In my data science workflow, I have recently started to heavily utilize Google's BigQuery which allows you to store and query large data in SQL style. Internally, Google uses their enormeous processing power in order to guarantee blazing fast queriees; even if those are complex ones that operate on huge data. There is a specific amount of operations that is free, and after exceeding the free quota, Google has a reasonable pricing model.
In this blog post, I want to give an example of what can be done with this functionality. In detail, I want to demonstrate how to calculate the readability of text based on a set of different state-of-the-art readability formulas. In general, a readability score of a text should give you an indicator about the ease for a reader to understand the text. As a use-case, I want to use the Reddit comment data available in BigQuery.
An implementation can be found in a github gist. The most complicated part in the code is the calculation of the number of syllables inside a text which is crucial when one wants to calculate readability formulas.

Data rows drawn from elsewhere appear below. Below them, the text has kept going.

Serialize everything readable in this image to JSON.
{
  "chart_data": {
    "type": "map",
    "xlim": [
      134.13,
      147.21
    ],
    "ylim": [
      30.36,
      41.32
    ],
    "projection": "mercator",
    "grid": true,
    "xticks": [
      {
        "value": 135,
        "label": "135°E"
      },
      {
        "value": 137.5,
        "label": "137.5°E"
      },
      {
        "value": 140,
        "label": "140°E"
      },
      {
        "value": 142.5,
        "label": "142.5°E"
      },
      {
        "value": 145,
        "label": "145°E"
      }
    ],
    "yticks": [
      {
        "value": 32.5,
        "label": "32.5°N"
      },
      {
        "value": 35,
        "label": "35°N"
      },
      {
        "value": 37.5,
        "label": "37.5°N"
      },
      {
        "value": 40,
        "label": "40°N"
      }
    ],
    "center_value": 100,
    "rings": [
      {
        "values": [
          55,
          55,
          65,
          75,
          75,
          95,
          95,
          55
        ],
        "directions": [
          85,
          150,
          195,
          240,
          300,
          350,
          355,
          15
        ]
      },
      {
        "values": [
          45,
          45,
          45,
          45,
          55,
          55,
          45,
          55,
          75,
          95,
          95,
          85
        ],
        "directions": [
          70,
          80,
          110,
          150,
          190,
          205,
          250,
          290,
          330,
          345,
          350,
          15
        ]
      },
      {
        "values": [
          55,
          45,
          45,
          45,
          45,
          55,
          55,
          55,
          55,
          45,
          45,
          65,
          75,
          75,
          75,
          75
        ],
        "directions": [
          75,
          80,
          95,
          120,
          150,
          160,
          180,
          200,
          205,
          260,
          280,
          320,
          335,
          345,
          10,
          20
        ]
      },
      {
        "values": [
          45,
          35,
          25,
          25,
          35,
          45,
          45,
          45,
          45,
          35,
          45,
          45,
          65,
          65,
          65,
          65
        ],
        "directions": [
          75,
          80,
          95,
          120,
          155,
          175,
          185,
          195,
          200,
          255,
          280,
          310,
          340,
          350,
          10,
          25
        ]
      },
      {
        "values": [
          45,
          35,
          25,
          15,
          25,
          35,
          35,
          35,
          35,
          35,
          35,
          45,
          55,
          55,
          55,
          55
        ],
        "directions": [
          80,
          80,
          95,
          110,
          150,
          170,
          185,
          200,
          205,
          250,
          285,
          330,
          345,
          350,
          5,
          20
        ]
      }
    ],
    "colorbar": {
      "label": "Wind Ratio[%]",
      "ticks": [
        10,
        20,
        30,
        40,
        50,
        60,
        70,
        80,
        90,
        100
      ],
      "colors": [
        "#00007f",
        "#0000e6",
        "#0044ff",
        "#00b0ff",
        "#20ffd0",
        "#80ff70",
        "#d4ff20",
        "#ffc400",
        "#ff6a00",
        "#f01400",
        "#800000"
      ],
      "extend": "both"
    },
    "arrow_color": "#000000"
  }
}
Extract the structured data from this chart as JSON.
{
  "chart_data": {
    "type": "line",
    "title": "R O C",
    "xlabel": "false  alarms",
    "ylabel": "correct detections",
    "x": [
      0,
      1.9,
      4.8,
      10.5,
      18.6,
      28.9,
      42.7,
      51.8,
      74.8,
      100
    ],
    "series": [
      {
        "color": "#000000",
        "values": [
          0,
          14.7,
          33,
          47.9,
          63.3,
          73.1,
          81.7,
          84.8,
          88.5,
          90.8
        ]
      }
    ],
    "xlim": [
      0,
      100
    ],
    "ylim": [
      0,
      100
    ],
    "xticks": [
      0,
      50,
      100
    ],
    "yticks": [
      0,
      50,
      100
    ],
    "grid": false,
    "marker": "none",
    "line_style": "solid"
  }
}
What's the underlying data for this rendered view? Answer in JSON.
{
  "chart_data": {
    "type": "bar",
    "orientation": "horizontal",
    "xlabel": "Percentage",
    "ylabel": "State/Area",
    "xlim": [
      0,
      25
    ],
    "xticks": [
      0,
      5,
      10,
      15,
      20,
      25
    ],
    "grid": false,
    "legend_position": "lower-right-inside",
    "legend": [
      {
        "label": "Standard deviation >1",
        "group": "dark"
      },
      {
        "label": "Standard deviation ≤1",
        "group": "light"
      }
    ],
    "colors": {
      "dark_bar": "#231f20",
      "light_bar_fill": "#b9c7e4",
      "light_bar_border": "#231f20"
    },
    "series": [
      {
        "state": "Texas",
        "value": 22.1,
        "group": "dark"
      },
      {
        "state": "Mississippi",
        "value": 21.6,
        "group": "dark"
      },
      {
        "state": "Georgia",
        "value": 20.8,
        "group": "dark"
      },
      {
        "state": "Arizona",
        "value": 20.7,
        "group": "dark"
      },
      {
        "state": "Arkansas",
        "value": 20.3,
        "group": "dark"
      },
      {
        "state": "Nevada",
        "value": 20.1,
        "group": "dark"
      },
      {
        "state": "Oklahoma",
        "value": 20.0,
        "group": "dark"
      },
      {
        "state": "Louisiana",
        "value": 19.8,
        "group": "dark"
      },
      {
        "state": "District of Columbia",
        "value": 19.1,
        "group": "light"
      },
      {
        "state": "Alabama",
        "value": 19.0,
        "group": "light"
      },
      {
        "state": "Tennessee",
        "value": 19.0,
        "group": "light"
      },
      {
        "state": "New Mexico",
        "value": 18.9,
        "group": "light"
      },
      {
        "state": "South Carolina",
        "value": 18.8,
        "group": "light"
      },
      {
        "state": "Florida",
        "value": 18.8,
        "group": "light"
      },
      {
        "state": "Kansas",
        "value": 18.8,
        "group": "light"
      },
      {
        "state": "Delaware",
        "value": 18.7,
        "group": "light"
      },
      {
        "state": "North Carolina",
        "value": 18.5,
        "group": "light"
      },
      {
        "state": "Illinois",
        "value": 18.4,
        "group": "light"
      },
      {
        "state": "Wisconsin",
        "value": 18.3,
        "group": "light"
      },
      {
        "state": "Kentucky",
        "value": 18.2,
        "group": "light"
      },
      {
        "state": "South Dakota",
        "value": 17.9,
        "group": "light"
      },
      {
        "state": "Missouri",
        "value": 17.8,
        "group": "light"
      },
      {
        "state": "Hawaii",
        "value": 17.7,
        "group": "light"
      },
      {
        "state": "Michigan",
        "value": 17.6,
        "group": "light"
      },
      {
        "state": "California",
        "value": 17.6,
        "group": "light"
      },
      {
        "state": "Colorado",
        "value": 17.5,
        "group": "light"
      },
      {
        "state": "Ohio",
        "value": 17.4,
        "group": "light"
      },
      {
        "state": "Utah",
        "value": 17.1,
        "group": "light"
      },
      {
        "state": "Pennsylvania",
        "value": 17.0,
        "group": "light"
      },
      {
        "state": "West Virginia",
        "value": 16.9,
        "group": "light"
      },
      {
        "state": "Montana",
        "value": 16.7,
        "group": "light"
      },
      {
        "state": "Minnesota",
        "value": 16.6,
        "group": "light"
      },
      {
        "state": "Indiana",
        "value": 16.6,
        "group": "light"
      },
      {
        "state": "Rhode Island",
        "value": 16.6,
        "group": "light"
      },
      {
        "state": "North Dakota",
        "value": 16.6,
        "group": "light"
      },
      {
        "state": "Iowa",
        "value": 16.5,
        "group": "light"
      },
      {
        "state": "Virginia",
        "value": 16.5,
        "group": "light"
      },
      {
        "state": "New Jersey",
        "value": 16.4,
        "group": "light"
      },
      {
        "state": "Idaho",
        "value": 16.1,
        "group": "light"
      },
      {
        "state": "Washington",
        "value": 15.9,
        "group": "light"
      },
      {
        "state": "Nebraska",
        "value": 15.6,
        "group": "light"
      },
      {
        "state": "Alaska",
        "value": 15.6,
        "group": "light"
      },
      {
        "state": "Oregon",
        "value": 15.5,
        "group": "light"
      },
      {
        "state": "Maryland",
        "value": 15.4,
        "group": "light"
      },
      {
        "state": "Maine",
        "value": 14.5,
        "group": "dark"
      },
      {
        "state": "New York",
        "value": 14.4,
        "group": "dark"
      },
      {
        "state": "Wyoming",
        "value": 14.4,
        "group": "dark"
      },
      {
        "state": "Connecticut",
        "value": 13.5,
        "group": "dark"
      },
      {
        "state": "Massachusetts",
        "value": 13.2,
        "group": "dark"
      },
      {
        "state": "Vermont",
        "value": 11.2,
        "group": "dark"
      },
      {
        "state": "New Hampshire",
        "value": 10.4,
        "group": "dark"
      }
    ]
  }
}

I have searched for a longer period to find a reasonable algorithm that captures syllables in a balanced way, meaning that it does not ignore too many existing syllables and that it does not count too many non-existing syllables. In the end, I adopted a python implementation presented in a blog post.
SELECT flesch_reading_ease,flesch_kincaid_grade,smog_index,gunning_fog_index FROM features(SELECT body FROM[fh-bigquery:reddit_comments.2015_05]) LIMIT 1000
You can play around with that, e.g., maybe try to refine the readability implementation. You can also do some post analyses based on calculated readability scores. For instance, I correlated the readability scores with the Reddit score of comments; no correlation was found though (maybe better that way).